Auch Zeugen Jehovas müssen Daten schützen 

Ein Hausbesuch der Zeugen Jehovas löst bei den Betroffenen häufig recht unterschiedliche Gefühle aus. Während die einen die Verkünder zum Gespräch hereinbitten, schlagen andere wortlos die Wohnungstür zu. Die Angst davor, dass möglicherweise unzureichender Datenschutz zu Nachteilen führen könnte, spielt für die Entscheidung für oder gegen das Gespräch kaum eine Rolle. Die interessante Rechtsfrage, ob auch für Glaubensgemeinschaften wie die Zeugen Jehovas die europäischen Datenschutzregeln gelten, lag dem Europäischen Gerichtshof (EUGH) zur Entscheidung vor. Durch Urteil vom 10. Juli 2018 zum Aktenzeichen – C 25/17- entschieden die Richter, dass auch die Zeugen Jehovas sich an Datenschutzbestimmungen halten müssen, wenn sie personenbezogene Daten sammeln und speichern. Die zugrundeliegende Klage kam aus Finnland.
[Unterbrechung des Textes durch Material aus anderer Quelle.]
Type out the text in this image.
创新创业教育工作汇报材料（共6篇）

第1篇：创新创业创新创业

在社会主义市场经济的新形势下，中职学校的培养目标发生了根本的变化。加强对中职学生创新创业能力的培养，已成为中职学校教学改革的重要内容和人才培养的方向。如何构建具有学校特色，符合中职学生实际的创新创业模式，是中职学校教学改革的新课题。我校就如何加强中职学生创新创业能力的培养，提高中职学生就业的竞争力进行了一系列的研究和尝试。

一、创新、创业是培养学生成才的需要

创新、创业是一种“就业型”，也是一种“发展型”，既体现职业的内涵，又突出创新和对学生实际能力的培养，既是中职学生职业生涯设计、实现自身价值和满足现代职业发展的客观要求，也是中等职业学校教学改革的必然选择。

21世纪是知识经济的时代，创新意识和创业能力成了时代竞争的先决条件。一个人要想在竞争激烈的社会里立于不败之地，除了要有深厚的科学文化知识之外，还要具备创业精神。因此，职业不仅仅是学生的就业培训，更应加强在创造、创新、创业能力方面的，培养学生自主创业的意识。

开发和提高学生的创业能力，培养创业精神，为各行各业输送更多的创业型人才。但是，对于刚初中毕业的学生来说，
Gesprächsnotizen können schutzwürdige Daten enthalten

Die Richter des EuGH haben außerdem entschieden, dass für die Einhaltung der Datenschutzvorschriften nicht nur die Religionsgemeinschaft selbst, sondern jede einzelne als ihr Verkünder auftretende Person ist. Machen sich Zeugen Jehovas beim Hausbesuch im Gespräch Notizen über Personenstand, Alter und Beruf der angetroffenen Bewohner, sammeln sie Daten. Auch dann, wenn diese Daten anschließend nicht in ein automatisches Datenverarbeitungssystem eingegeben werden, ist eine Verarbeitung, die Datenschutzregelungen auslöst, möglich. Nach Ansicht des EuGH reicht Speicherung von persönlichen Daten in Dateien aus, wenn die Dateien später dazu genutzt werden, weitere Besuche vorzubereiten.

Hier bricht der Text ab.